Proprio perché mi annovero tra coloro che sanno ormai leggere il fumetto dimenticando (in principio) il medium, affermo che con queste opere si è inaugurata una nuova letteratura (un genere appunto) che ha preso il posto delle opere dei grandi moralisti di un tempo. Vauvenargues, La Rochefoucault ed altri essendo finiti sui cartigli dei cioccolatini, scomparsi Karl Kraus e Jerczy Lec, chi è oggi che pratica, con altri mezzi, gli umori settecenteschi dei critici del costume? Pucelle d’Orléans o Bijoux indiscrets, dove li ritroviamo oggi (e non sto facendo questioni di “grandezza”, mi limito prudentemente ad andare alla ricerca dello spazio per un genere)? Le storie della Bretécher appartengono al filone della letteratura moralistica. Non la imitano, la sostituiscono. L’amatore della pagina alfabetica, senza immagini, potrà pensare (come re Thamus) che è triste: ma è così.

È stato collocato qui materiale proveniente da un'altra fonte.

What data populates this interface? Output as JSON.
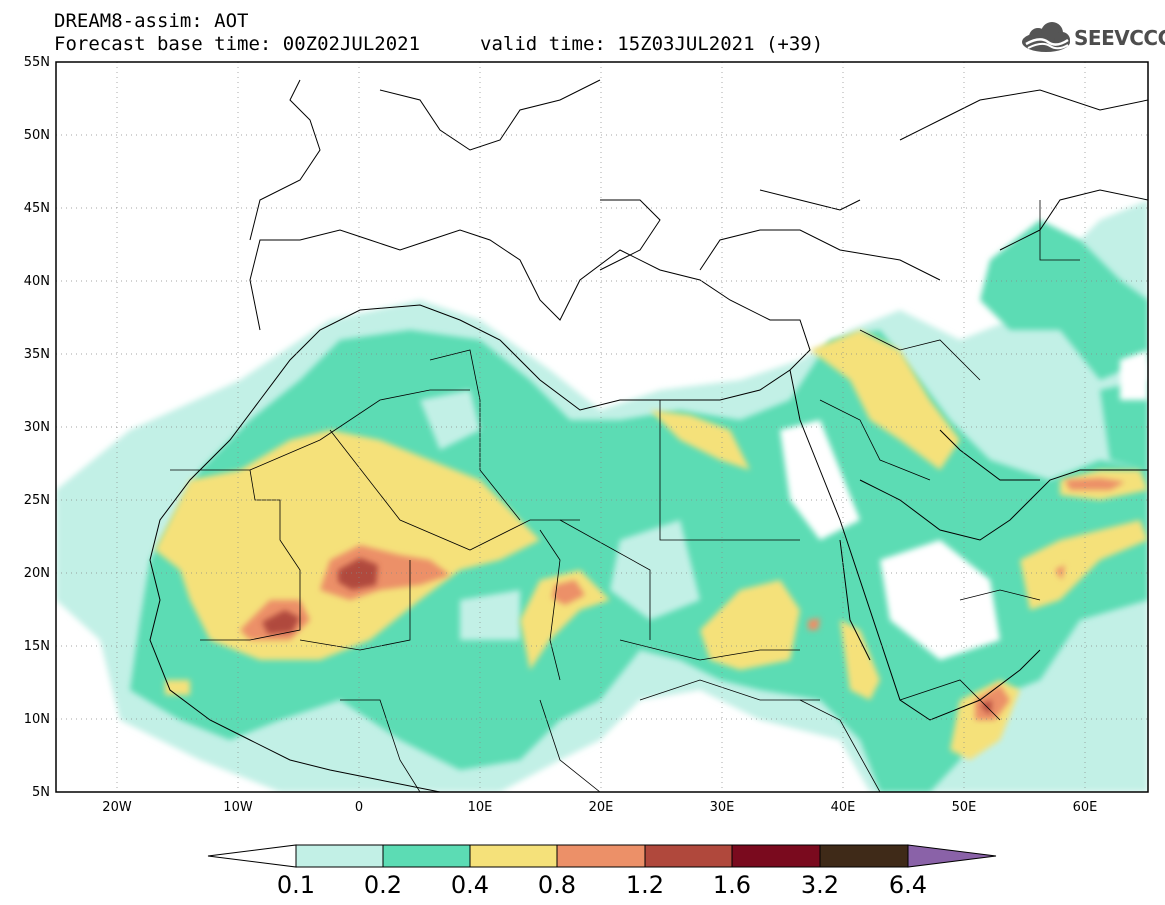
{
  "title": {
    "line1": "DREAM8-assim: AOT",
    "line2": "Forecast base time: 00Z02JUL2021",
    "valid": "valid time: 15Z03JUL2021 (+39)"
  },
  "logo": {
    "text": "SEEVCCC",
    "icon": "cloud-logo-icon"
  },
  "map": {
    "lon_range": [
      -25,
      65
    ],
    "lat_range": [
      5,
      55
    ],
    "lat_labels": [
      "5N",
      "10N",
      "15N",
      "20N",
      "25N",
      "30N",
      "35N",
      "40N",
      "45N",
      "50N",
      "55N"
    ],
    "lon_labels": [
      "20W",
      "10W",
      "0",
      "10E",
      "20E",
      "30E",
      "40E",
      "50E",
      "60E"
    ]
  },
  "colorbar": {
    "labels": [
      "0.1",
      "0.2",
      "0.4",
      "0.8",
      "1.2",
      "1.6",
      "3.2",
      "6.4"
    ],
    "colors": [
      "#ffffff",
      "#c2f0e6",
      "#5cdcb4",
      "#f5e17a",
      "#ec9068",
      "#b0483c",
      "#7a0a1e",
      "#3f2a18",
      "#8a62a8"
    ]
  }
}
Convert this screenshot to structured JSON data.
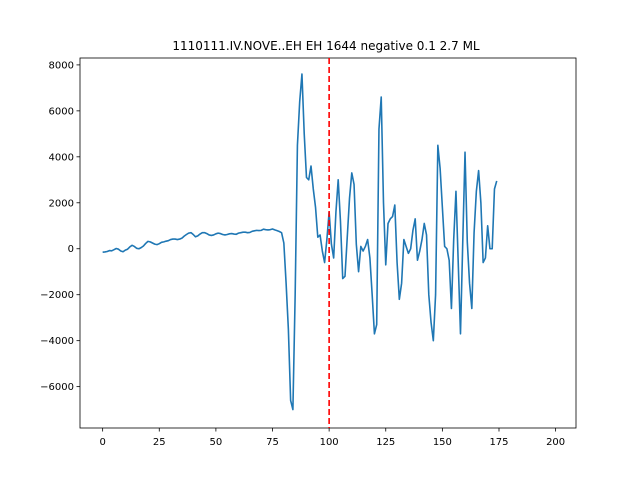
{
  "chart_data": {
    "type": "line",
    "title": "1110111.IV.NOVE..EH EH 1644 negative 0.1 2.7 ML",
    "xlabel": "",
    "ylabel": "",
    "xlim": [
      -10,
      209
    ],
    "ylim": [
      -7800,
      8300
    ],
    "x_ticks": [
      0,
      25,
      50,
      75,
      100,
      125,
      150,
      175,
      200
    ],
    "y_ticks": [
      -6000,
      -4000,
      -2000,
      0,
      2000,
      4000,
      6000,
      8000
    ],
    "grid": false,
    "legend": "none",
    "colors": {
      "line": "#1f77b4",
      "marker": "#ff0000"
    },
    "vline": {
      "x": 100,
      "style": "dashed"
    },
    "series": [
      {
        "values": [
          -150,
          -140,
          -120,
          -80,
          -90,
          -40,
          10,
          -20,
          -100,
          -130,
          -60,
          -20,
          80,
          150,
          100,
          20,
          0,
          50,
          120,
          230,
          320,
          300,
          250,
          200,
          180,
          220,
          280,
          300,
          330,
          350,
          400,
          420,
          420,
          400,
          420,
          460,
          550,
          620,
          680,
          700,
          620,
          520,
          560,
          640,
          700,
          700,
          660,
          600,
          580,
          600,
          650,
          680,
          660,
          620,
          600,
          620,
          650,
          660,
          640,
          630,
          680,
          700,
          720,
          720,
          700,
          710,
          760,
          780,
          800,
          790,
          800,
          850,
          830,
          820,
          830,
          860,
          820,
          790,
          750,
          700,
          250,
          -1500,
          -3500,
          -6600,
          -7000,
          -2000,
          4500,
          6400,
          7600,
          5000,
          3100,
          3000,
          3600,
          2600,
          1800,
          500,
          600,
          -100,
          -600,
          400,
          1600,
          200,
          -400,
          1600,
          3000,
          1200,
          -1300,
          -1200,
          500,
          2200,
          3300,
          2800,
          200,
          -1000,
          100,
          -100,
          100,
          400,
          -400,
          -2000,
          -3700,
          -3300,
          5200,
          6600,
          2000,
          -700,
          1100,
          1300,
          1400,
          1900,
          -600,
          -2200,
          -1500,
          400,
          100,
          -200,
          0,
          800,
          1300,
          -500,
          -100,
          400,
          1100,
          600,
          -2000,
          -3200,
          -4000,
          -2000,
          4500,
          3500,
          1800,
          100,
          0,
          -500,
          -2600,
          400,
          2500,
          -600,
          -3700,
          300,
          4200,
          300,
          -1500,
          -2600,
          700,
          2500,
          3400,
          2000,
          -600,
          -400,
          1000,
          0,
          0,
          2600,
          2950
        ]
      }
    ]
  }
}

Allora si scopre che quando Giovannoli parla di Bretécher citando Goffman o Bateson, non sta facendo giochi da fan acritico: li cita perché essi, scienziati del sociale, parlano della stessa cosa di cui parla il moralista, com’è sempre avvenuto. E quando Arasse parla di realismo, assurdo, classicismo (tutte categorie letterarie illustri) e cita Bachtin, fa quello che si deve fare quando si analizza un testo – sia esso letterario, pittorico, cinematografico o, appunto, a fumetti. E quando Barbieri analizza la cornice, non sta ripetendo il luogo comune da saggista di tipo 1, per cui scopre che la cornice è elemento sintattico della lingua del fumetto: sta cercando di capire quale sia la sintassi propria del discorso moralistico di questa autrice. La lettura dei giornali (diceva Hegel) è la preghiera del mattino dell’uomo moderno. E la riflessione moralistica sul costume e la società, è la meditazione dell’uomo laico. Ora noi apriamo il giornale, o il settimanale, e nelle sue pagine (assai periture) troviamo – a disegni – elementi per svolgere quotidianamente le nostre pratiche di pietas: riflessione impietosa, ironica, ma assai complice, sui vizi di coloro che ci sono fratelli. E prova ne sia che, leggendo autori come Bretécher, talora ci vergogniamo e scopriamo che di noi, di noi narra la favola.

Giusto dunque riunire in volumi, e meditare più distesamente, ogni pagina che anziché divertirci, ci induca a pensare.